Link: RBS to pay £750,000 money laundering fine

The Financial Service Authority imposed the £4m fine, the highest penalty ever imposed by a UK financial regulator.

CSFBi has admitted to the FSA findings and agreed to pay the £4m ($6.2m) fine.

‘Certain former employees failed to act in an open and cooperative manner towards the Japanese authorities. The individuals are no longer with the firm,’ CSFBi stated today.

Carol Sergeant, managing director of the FSA said the ‘unprecedented size of the fine’ reflected its belief that any attempt to mislead investors, whether in the UK or in other countries, was ‘an extremely serious issue’.

CSFBi was formerly called Credit Suisse financial products and is authorised in the UK. The FSA said that between 1995 and 1998 CSFBi attempted to mislead the Japanese authorities by concealing and removing evidence about the extent and type of its business in Japan.

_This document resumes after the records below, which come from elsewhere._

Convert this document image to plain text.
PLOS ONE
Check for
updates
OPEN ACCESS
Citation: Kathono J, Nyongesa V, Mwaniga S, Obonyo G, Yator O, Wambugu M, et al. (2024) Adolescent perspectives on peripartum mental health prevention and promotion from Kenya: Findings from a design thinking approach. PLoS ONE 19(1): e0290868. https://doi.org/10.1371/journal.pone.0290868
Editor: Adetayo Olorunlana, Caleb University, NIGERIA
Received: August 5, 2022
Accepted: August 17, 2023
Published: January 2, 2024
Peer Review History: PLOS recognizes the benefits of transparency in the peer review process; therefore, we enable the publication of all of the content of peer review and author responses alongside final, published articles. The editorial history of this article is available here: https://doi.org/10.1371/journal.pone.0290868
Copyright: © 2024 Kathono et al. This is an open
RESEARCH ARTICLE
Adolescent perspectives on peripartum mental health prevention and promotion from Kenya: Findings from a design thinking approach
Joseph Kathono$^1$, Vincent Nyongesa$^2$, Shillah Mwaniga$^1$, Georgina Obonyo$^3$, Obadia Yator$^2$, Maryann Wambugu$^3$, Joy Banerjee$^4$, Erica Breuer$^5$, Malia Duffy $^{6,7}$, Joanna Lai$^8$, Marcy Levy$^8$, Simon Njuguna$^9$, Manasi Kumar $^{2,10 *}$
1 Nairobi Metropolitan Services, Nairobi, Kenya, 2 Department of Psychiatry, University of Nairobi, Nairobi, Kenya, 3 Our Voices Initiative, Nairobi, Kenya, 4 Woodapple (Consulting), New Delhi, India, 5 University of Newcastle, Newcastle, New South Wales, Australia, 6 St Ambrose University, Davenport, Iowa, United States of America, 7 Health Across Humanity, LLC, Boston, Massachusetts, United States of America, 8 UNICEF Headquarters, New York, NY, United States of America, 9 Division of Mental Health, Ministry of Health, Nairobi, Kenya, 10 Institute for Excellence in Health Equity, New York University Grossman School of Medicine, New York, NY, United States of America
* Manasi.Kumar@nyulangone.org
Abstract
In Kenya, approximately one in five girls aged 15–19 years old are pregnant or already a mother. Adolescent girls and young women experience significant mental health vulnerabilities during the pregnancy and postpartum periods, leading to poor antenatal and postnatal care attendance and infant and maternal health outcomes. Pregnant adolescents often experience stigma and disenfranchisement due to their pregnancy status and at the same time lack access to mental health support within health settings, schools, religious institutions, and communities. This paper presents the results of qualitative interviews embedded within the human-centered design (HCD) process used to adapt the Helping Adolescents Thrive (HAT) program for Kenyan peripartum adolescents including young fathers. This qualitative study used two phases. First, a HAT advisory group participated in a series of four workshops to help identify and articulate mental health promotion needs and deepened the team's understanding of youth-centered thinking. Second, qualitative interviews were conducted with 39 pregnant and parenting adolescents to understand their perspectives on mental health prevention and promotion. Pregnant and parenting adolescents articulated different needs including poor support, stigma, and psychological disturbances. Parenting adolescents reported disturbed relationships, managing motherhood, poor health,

In addition, CSFBi prepared false explanations about its Japanese business activities as it feared the Japanese financial regulator might conclude it was doing business without the necessary Japanese licence. It also thought that the tax authority might decide that this business should be taxed in Japan.

CSFB has since made structural changes to improve its controls and compliance culture. ‘We are pleased to resolve this matter and put it behind us,’ said Gary Lynch, vice chairman and general counsel of CSFB.